I was going 9-0 down some backroads when my boss called.
“You fucked us over.” he said
“Pardon?” I asked
“You fucked us over when you didn’t change out the canisters. Do you know what a pain in the ass this is? How did this happen?”
“I guess it got overlooked, sir.”
I have few talents. None, actually.
Scratch that…there is ONE thing I’m good at: walking around and pretending that I’m capable. Having two bullshit degrees from two bullshit schools on a bullshit resume is helpful. It lets employers know that you’re capable of bullshit. I look the part. Sound the part. And occasionally I play the managerial ass-kissing game. Those are the only skills you need.
But I don’t actually know the part.
Know what I mean?
Which is why I occasionally get calls like this one. I mean, that’s what happens when you place unqualified people into unqualified positions.
I’m an actor. I’m a pretender. I don’t actually know anything.
That should have been my career.
But I joined the Army instead. Then I got talked into going to college. And worse yet, I got talked into attending ROTC. Thankfully I never became an officer, but it did help me in one regard: it helped me transfer my great “pretending” skills into something useful.

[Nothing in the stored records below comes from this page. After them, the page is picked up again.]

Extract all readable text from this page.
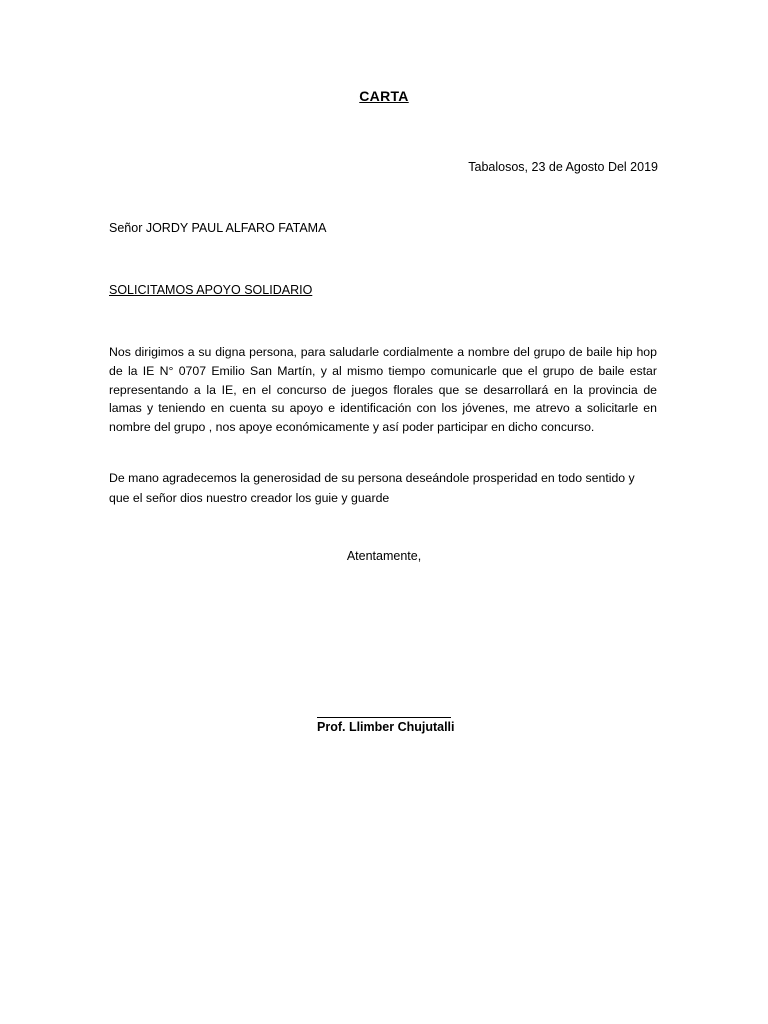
CARTA
Tabalosos, 23 de Agosto Del 2019
Señor JORDY PAUL ALFARO FATAMA
SOLICITAMOS APOYO SOLIDARIO

Nos dirigimos a su digna persona, para saludarle cordialmente a nombre del grupo de baile hip hop de la IE N° 0707 Emilio San Martín, y al mismo tiempo comunicarle que el grupo de baile estar representando a la IE, en el concurso de juegos florales que se desarrollará en la provincia de lamas y teniendo en cuenta su apoyo e identificación con los jóvenes, me atrevo a solicitarle en nombre del grupo , nos apoye económicamente y así poder participar en dicho concurso.

De mano agradecemos la generosidad de su persona deseándole prosperidad en todo sentido y que el señor dios nuestro creador los guie y guarde

Atentamente,
Prof. Llimber Chujutalli
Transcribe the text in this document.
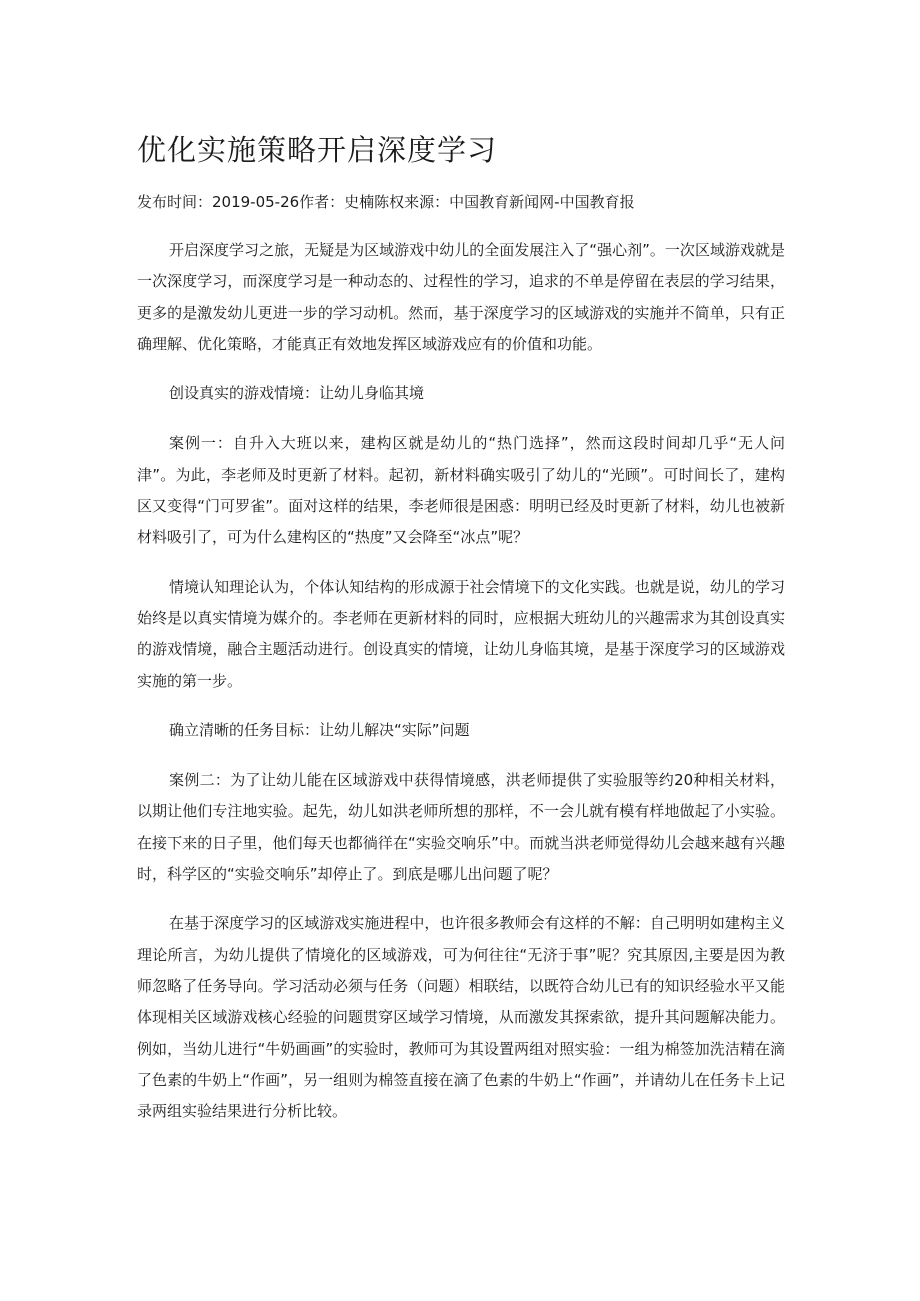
优化实施策略开启深度学习
发布时间：2019-05-26作者：史楠陈权来源：中国教育新闻网-中国教育报

开启深度学习之旅，无疑是为区域游戏中幼儿的全面发展注入了“强心剂”。一次区域游戏就是一次深度学习，而深度学习是一种动态的、过程性的学习，追求的不单是停留在表层的学习结果，更多的是激发幼儿更进一步的学习动机。然而，基于深度学习的区域游戏的实施并不简单，只有正确理解、优化策略，才能真正有效地发挥区域游戏应有的价值和功能。

创设真实的游戏情境：让幼儿身临其境

案例一：自升入大班以来，建构区就是幼儿的“热门选择”，然而这段时间却几乎“无人问津”。为此，李老师及时更新了材料。起初，新材料确实吸引了幼儿的“光顾”。可时间长了，建构区又变得“门可罗雀”。面对这样的结果，李老师很是困惑：明明已经及时更新了材料，幼儿也被新材料吸引了，可为什么建构区的“热度”又会降至“冰点”呢？

情境认知理论认为，个体认知结构的形成源于社会情境下的文化实践。也就是说，幼儿的学习始终是以真实情境为媒介的。李老师在更新材料的同时，应根据大班幼儿的兴趣需求为其创设真实的游戏情境，融合主题活动进行。创设真实的情境，让幼儿身临其境，是基于深度学习的区域游戏实施的第一步。

确立清晰的任务目标：让幼儿解决“实际”问题

案例二：为了让幼儿能在区域游戏中获得情境感，洪老师提供了实验服等约20种相关材料，以期让他们专注地实验。起先，幼儿如洪老师所想的那样，不一会儿就有模有样地做起了小实验。在接下来的日子里，他们每天也都徜徉在“实验交响乐”中。而就当洪老师觉得幼儿会越来越有兴趣时，科学区的“实验交响乐”却停止了。到底是哪儿出问题了呢？

在基于深度学习的区域游戏实施进程中，也许很多教师会有这样的不解：自己明明如建构主义理论所言，为幼儿提供了情境化的区域游戏，可为何往往“无济于事”呢？究其原因,主要是因为教师忽略了任务导向。学习活动必须与任务（问题）相联结，以既符合幼儿已有的知识经验水平又能体现相关区域游戏核心经验的问题贯穿区域学习情境，从而激发其探索欲，提升其问题解决能力。例如，当幼儿进行“牛奶画画”的实验时，教师可为其设置两组对照实验：一组为棉签加洗洁精在滴了色素的牛奶上“作画”，另一组则为棉签直接在滴了色素的牛奶上“作画”，并请幼儿在任务卡上记录两组实验结果进行分析比较。
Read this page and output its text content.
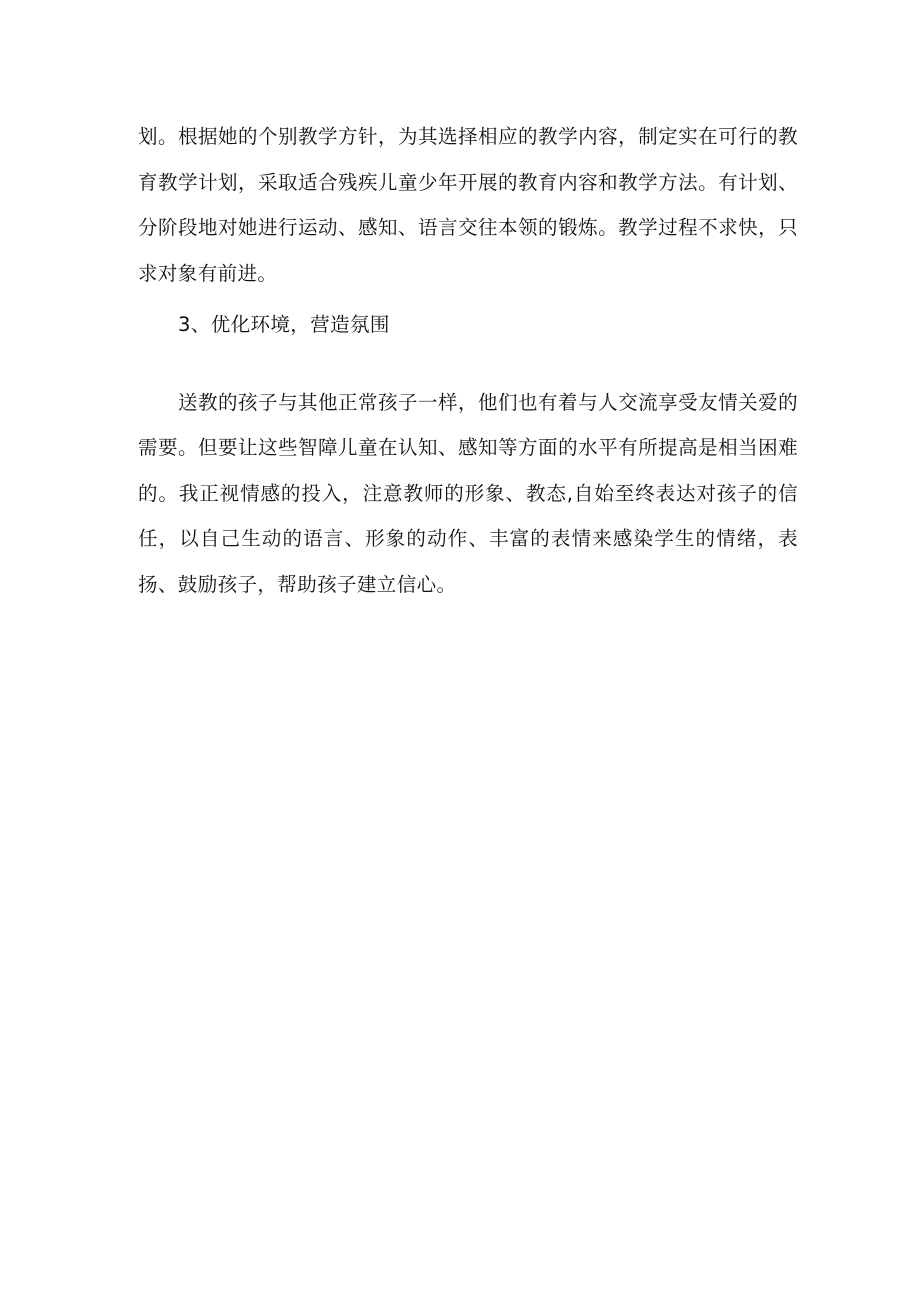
划。根据她的个别教学方针，为其选择相应的教学内容，制定实在可行的教育教学计划，采取适合残疾儿童少年开展的教育内容和教学方法。有计划、分阶段地对她进行运动、感知、语言交往本领的锻炼。教学过程不求快，只求对象有前进。

3、优化环境，营造氛围

送教的孩子与其他正常孩子一样，他们也有着与人交流享受友情关爱的需要。但要让这些智障儿童在认知、感知等方面的水平有所提高是相当困难的。我正视情感的投入，注意教师的形象、教态,自始至终表达对孩子的信任，以自己生动的语言、形象的动作、丰富的表情来感染学生的情绪，表扬、鼓励孩子，帮助孩子建立信心。
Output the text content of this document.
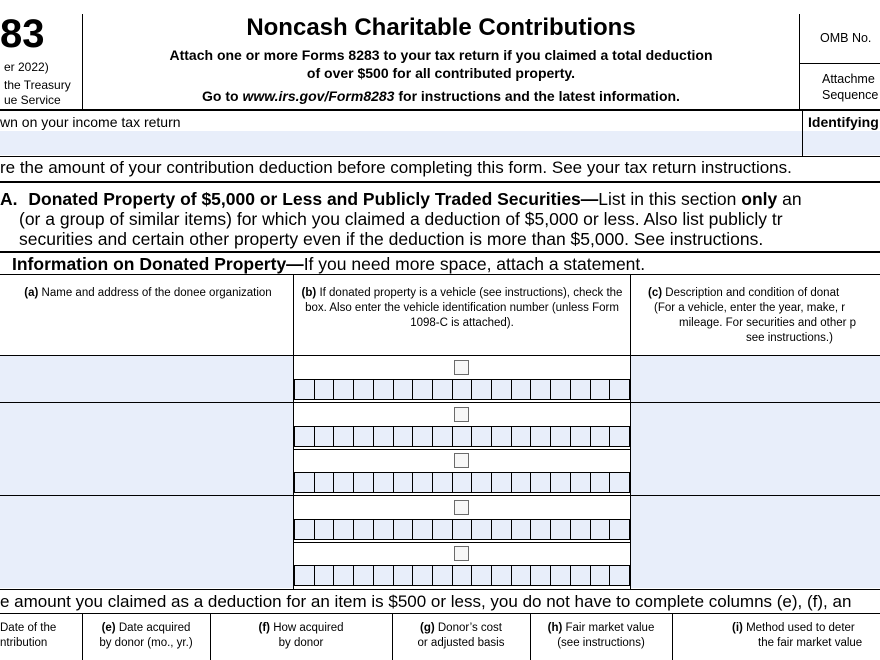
83
er 2022)
the Treasury
ue Service
Noncash Charitable Contributions
Attach one or more Forms 8283 to your tax return if you claimed a total deduction
of over $500 for all contributed property.
Go to www.irs.gov/Form8283 for instructions and the latest information.
OMB No.
Attachme
Sequence
wn on your income tax return	Identifying
re the amount of your contribution deduction before completing this form. See your tax return instructions.
A. Donated Property of $5,000 or Less and Publicly Traded Securities—List in this section only an
(or a group of similar items) for which you claimed a deduction of $5,000 or less. Also list publicly tr
securities and certain other property even if the deduction is more than $5,000. See instructions.
Information on Donated Property—If you need more space, attach a statement.
(a) Name and address of the donee organization	(b) If donated property is a vehicle (see instructions), check the box. Also enter the vehicle identification number (unless Form 1098-C is attached).
(c) Description and condition of donat
(For a vehicle, enter the year, make, r
mileage. For securities and other p
see instructions.)
e amount you claimed as a deduction for an item is $500 or less, you do not have to complete columns (e), (f), an
Date of the
ntribution
(e) Date acquired
by donor (mo., yr.)
(f) How acquired
by donor
(g) Donor’s cost
or adjusted basis
(h) Fair market value
(see instructions)
(i) Method used to deter
the fair market value
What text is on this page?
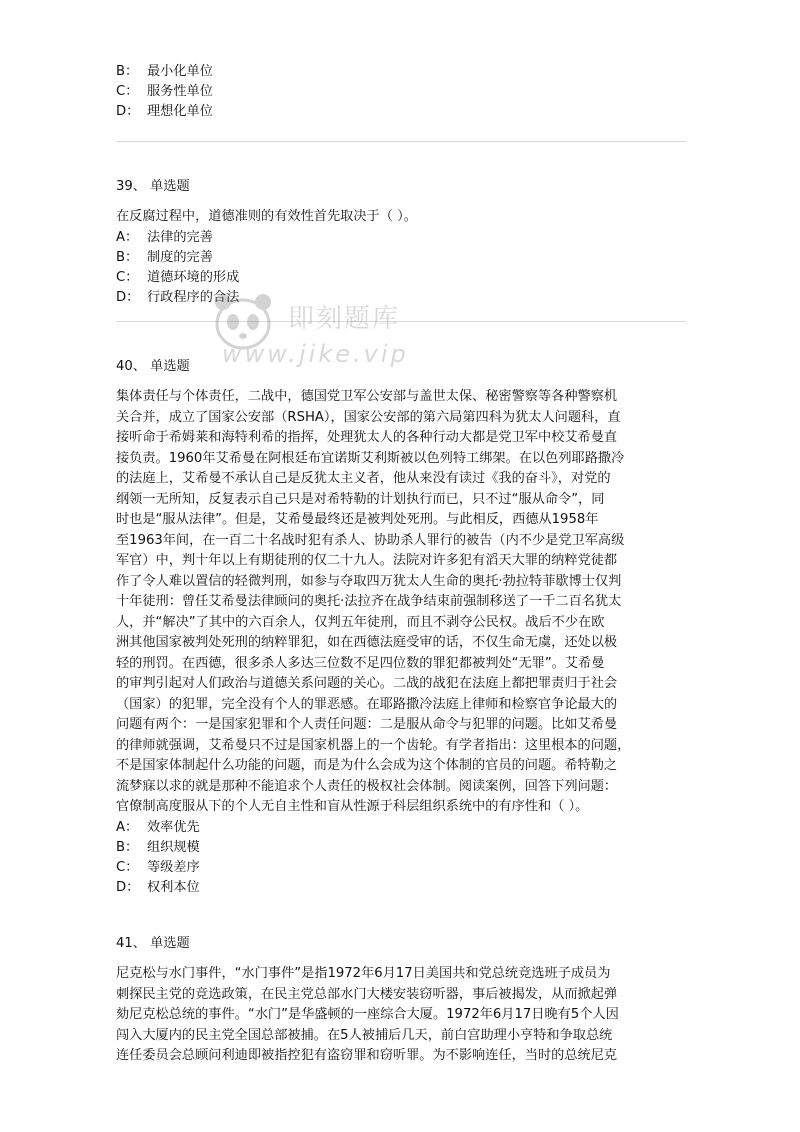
B： 最小化单位
C： 服务性单位
D： 理想化单位
39、 单选题
在反腐过程中，道德准则的有效性首先取决于（ ）。
A： 法律的完善
B： 制度的完善
C： 道德环境的形成
D： 行政程序的合法
40、 单选题
集体责任与个体责任，二战中，德国党卫军公安部与盖世太保、秘密警察等各种警察机
关合并，成立了国家公安部（RSHA），国家公安部的第六局第四科为犹太人问题科，直
接听命于希姆莱和海特利希的指挥，处理犹太人的各种行动大都是党卫军中校艾希曼直
接负责。1960年艾希曼在阿根廷布宜诺斯艾利斯被以色列特工绑架。在以色列耶路撒冷
的法庭上，艾希曼不承认自己是反犹太主义者，他从来没有读过《我的奋斗》，对党的
纲领一无所知，反复表示自己只是对希特勒的计划执行而已，只不过“服从命令”，同
时也是“服从法律”。但是，艾希曼最终还是被判处死刑。与此相反，西德从1958年
至1963年间，在一百二十名战时犯有杀人、协助杀人罪行的被告（内不少是党卫军高级
军官）中，判十年以上有期徒刑的仅二十九人。法院对许多犯有滔天大罪的纳粹党徒都
作了令人难以置信的轻微判刑，如参与夺取四万犹太人生命的奥托·勃拉特菲歇博士仅判
十年徒刑：曾任艾希曼法律顾问的奥托·法拉齐在战争结束前强制移送了一千二百名犹太
人，并“解决”了其中的六百余人，仅判五年徒刑，而且不剥夺公民权。战后不少在欧
洲其他国家被判处死刑的纳粹罪犯，如在西德法庭受审的话，不仅生命无虞，还处以极
轻的刑罚。在西德，很多杀人多达三位数不足四位数的罪犯都被判处“无罪”。艾希曼
的审判引起对人们政治与道德关系问题的关心。二战的战犯在法庭上都把罪责归于社会
（国家）的犯罪，完全没有个人的罪恶感。在耶路撒冷法庭上律师和检察官争论最大的
问题有两个：一是国家犯罪和个人责任问题：二是服从命令与犯罪的问题。比如艾希曼
的律师就强调，艾希曼只不过是国家机器上的一个齿轮。有学者指出：这里根本的问题，
不是国家体制起什么功能的问题，而是为什么会成为这个体制的官员的问题。希特勒之
流梦寐以求的就是那种不能追求个人责任的极权社会体制。阅读案例，回答下列问题：
官僚制高度服从下的个人无自主性和盲从性源于科层组织系统中的有序性和（ ）。
A： 效率优先
B： 组织规模
C： 等级差序
D： 权利本位
41、 单选题
尼克松与水门事件，“水门事件”是指1972年6月17日美国共和党总统竞选班子成员为
刺探民主党的竞选政策，在民主党总部水门大楼安装窃听器，事后被揭发，从而掀起弹
劾尼克松总统的事件。“水门”是华盛顿的一座综合大厦。1972年6月17日晚有5个人因
闯入大厦内的民主党全国总部被捕。在5人被捕后几天，前白宫助理小亨特和争取总统
连任委员会总顾问利迪即被指控犯有盗窃罪和窃听罪。为不影响连任，当时的总统尼克
即刻题库
www.jike.vip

At least seemingly useful.
It introduced me to concepts like HONOR, INTEGRITY, and BULLSHIT, BULLSHIT, and BULLSHIT. Because if people believe that you take that shit seriously, then they’ll believe you’re a capable person. Or better yet, they believe that you’re capable of something much higher: middle management.
So I took my diploma. Went out into the workforce. Shook some hands. Smiled. And worked on my drinking habit.
But I just wasn’t there.
“What do you want to be today, Wes?”, I’ll occasionally ask myself.
Nothing. Not an Army officer. Not a canister-changer. Not a writer. Not a man. Not a woman. Not American. Not Canadian. Not human. Not of this earth. Hell, I don’t even want to write this blog. Nothing.
But we’re all in a rush to be something.
We are all going 90mph down a shitty backroad to nowhere.